In beide delen van het onderzoek worden patiënten gerandomiseerd in een verhouding van 1:1 naar Fibrin Sealant Grifols of Surgicel.
Studie Overzicht
Toestand
Voltooid
Interventie / Behandeling
Studietype
Ingrijpend
Inschrijving (Werkelijk)
325
Fase
- Fase 3
Contacten en locaties
In dit gedeelte vindt u de contactgegevens van degenen die het onderzoek uitvoeren en informatie over waar dit onderzoek wordt uitgevoerd.
Studie Locaties
-
-
-
Budapest, Hongarije, 1082
- 602
-
Pécs, Hongarije, 7623
- 600
-
-
-
-
-
Moscow, Russische Federatie, 115478
- 640
-
Saint-Petersburg, Russische Federatie, 197758
- 641
-
-
-
-
-
Belgrade, Servië, 11000
- 621, 622, 623
-
Niš, Servië, 18000
- 620, 625
-
Novi Sad, Servië, 21000
- 624
-
-
-
-
California
-
Loma Linda, California, Verenigde Staten, 92354
- 224
-
Los Angeles, California, Verenigde Staten, 90033
- 214
-
-
Connecticut
-
New Haven, Connecticut, Verenigde Staten, 06520
- 213
-
-
Georgia
-
Augusta, Georgia, Verenigde Staten, 30912
- 223
-
-
Illinois
-
Chicago, Illinois, Verenigde Staten, 60611
- 228
-
-
Indiana
-
Goshen, Indiana, Verenigde Staten, 46526
- 227
-
-
Kentucky
-
Louisville, Kentucky, Verenigde Staten, 40202
- 207
-
-
Louisiana
-
New Orleans, Louisiana, Verenigde Staten, 70112
- 220
-
-
Maryland
-
Bethesda, Maryland, Verenigde Staten, 20889
- 229
-
-
Missouri
-
Saint Louis, Missouri, Verenigde Staten, 63110
- 201
-
-
Nevada
-
Las Vegas, Nevada, Verenigde Staten, 89102
- 231
-
-
New York
-
Albany, New York, Verenigde Staten, 12208
- 200
-
New York, New York, Verenigde Staten, 10029
- 211
-
New York, New York, Verenigde Staten, 10032
- 212
-
-
North Carolina
-
Charlotte, North Carolina, Verenigde Staten, 28204
- 230
-
-
Ohio
-
Cincinnati, Ohio, Verenigde Staten, 45219
- 233
-
-
Pennsylvania
-
Hershey, Pennsylvania, Verenigde Staten, 17033
- 400
-
Philadelphia, Pennsylvania, Verenigde Staten, 19102
- 218
-
Philadelphia, Pennsylvania, Verenigde Staten, 19107
- 204
-
-
South Carolina
-
Charleston, South Carolina, Verenigde Staten, 29425
- 205
-
-
Tennessee
-
Memphis, Tennessee, Verenigde Staten, 38104
- 217
-
Nashville, Tennessee, Verenigde Staten, 37232-7610
- 206
-
-
Texas
-
Houston, Texas, Verenigde Staten, 77030
- 216, 219
-
-
Utah
-
Salt Lake City, Utah, Verenigde Staten, 84132
- 232
-
-
Virginia
-
Charlottesville, Virginia, Verenigde Staten, 22908
- 226
-
-
Wisconsin
-
Madison, Wisconsin, Verenigde Staten, 53792
- 202
-
-
Deelname Criteria
Onderzoekers zoeken naar mensen die aan een bepaalde beschrijving voldoen, de zogenaamde geschiktheidscriteria.
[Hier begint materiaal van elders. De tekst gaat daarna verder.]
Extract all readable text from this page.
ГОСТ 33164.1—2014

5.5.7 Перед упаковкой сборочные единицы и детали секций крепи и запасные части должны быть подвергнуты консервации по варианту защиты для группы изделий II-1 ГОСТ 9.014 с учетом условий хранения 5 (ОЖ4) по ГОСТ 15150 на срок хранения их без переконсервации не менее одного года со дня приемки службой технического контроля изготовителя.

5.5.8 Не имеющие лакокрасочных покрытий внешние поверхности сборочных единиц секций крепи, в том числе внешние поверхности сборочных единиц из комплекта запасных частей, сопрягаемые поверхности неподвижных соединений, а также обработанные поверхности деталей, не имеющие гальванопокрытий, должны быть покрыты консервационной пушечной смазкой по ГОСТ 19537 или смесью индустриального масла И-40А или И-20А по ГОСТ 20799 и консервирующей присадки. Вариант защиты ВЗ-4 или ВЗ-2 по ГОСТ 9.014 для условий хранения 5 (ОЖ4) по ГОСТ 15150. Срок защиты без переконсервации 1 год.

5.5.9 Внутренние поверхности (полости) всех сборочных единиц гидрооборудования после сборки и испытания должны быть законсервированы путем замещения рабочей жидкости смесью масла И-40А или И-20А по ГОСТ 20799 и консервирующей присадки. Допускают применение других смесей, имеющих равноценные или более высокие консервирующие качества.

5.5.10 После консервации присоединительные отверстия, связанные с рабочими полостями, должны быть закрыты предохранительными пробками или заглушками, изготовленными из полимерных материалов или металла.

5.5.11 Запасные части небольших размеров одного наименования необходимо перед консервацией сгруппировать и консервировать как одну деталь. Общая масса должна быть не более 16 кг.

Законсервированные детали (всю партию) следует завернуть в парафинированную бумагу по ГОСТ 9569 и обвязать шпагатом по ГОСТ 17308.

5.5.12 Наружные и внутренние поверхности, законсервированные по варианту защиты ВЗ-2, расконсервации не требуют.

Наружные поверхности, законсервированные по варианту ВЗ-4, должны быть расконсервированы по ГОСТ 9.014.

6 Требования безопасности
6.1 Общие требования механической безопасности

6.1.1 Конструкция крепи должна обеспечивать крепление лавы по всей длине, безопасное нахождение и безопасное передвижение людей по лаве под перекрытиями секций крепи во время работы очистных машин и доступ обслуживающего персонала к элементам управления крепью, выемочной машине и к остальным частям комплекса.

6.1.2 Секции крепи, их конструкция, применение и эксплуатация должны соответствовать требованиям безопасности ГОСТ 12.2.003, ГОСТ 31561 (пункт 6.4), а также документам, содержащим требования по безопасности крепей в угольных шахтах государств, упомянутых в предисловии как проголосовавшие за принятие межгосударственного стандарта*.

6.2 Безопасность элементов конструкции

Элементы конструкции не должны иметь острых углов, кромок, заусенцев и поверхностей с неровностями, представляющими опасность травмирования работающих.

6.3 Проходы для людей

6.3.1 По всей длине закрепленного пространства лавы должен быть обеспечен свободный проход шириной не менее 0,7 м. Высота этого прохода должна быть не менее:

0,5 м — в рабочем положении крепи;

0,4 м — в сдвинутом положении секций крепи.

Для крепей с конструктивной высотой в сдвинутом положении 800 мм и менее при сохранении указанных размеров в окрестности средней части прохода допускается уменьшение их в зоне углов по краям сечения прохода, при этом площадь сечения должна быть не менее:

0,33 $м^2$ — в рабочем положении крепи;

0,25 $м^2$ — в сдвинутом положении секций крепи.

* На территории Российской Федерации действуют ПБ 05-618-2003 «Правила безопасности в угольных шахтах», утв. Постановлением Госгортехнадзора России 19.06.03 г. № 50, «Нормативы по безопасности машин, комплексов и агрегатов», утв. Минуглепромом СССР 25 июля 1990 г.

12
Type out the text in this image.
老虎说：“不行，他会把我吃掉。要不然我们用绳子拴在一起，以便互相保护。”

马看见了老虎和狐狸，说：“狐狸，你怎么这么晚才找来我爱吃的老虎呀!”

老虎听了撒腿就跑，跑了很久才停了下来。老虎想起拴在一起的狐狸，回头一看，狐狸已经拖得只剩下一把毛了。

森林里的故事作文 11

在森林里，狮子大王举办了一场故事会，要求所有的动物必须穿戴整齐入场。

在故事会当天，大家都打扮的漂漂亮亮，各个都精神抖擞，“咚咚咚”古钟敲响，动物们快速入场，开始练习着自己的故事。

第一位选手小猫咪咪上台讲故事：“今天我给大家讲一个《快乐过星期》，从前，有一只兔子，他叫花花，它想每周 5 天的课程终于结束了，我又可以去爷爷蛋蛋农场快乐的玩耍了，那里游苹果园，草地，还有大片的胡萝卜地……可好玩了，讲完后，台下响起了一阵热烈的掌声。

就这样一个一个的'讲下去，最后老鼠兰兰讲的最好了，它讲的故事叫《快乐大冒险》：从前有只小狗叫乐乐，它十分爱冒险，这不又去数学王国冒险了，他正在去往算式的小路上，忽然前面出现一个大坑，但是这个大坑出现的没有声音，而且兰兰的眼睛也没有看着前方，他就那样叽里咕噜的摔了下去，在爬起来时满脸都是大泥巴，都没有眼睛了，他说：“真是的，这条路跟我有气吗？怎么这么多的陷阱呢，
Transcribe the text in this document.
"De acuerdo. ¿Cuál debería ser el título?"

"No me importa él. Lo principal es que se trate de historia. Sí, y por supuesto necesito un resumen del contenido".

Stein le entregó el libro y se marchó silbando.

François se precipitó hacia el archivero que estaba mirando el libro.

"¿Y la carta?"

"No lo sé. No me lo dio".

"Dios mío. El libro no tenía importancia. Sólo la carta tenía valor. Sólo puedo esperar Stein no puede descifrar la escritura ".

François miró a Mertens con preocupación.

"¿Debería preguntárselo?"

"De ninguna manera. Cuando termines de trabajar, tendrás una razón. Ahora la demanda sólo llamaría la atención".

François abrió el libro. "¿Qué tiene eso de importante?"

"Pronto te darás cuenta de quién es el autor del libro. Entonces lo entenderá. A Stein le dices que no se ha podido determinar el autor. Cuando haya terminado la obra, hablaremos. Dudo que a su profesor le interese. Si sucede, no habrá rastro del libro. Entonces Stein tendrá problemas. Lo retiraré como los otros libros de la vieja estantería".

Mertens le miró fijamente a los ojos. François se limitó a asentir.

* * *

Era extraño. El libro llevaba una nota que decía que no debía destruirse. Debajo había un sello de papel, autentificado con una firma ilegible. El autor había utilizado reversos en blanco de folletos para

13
Enkele voorbeelden van deze criteria zijn iemands algemene gezondheidstoestand of eerdere behandelingen.
Geschiktheidscriteria
Leeftijden die in aanmerking komen voor studie
- Kind
- Volwassen
- Oudere volwassene
Accepteert gezonde vrijwilligers
Nee
Geslachten die in aanmerking komen voor studie
Allemaal
Beschrijving
Inclusiecriteria:
- Hemoglobine (Hgb) ≥ 8,0 g/dl bij baseline (binnen 24 uur voorafgaand aan de chirurgische ingreep).
- Vereist electieve (niet-spoedeisende), open (niet-laparoscopische), leverresectie (anatomische of niet-anatomische resecties van ten minste één anatomisch leversegment of gelijkwaardig weefselvolume).
- Een beoogde bloedingsplaats kan worden geïdentificeerd.
- De beoogde bloedingsplaats wordt geïdentificeerd op het opengesneden leveroppervlak (resectiegebied).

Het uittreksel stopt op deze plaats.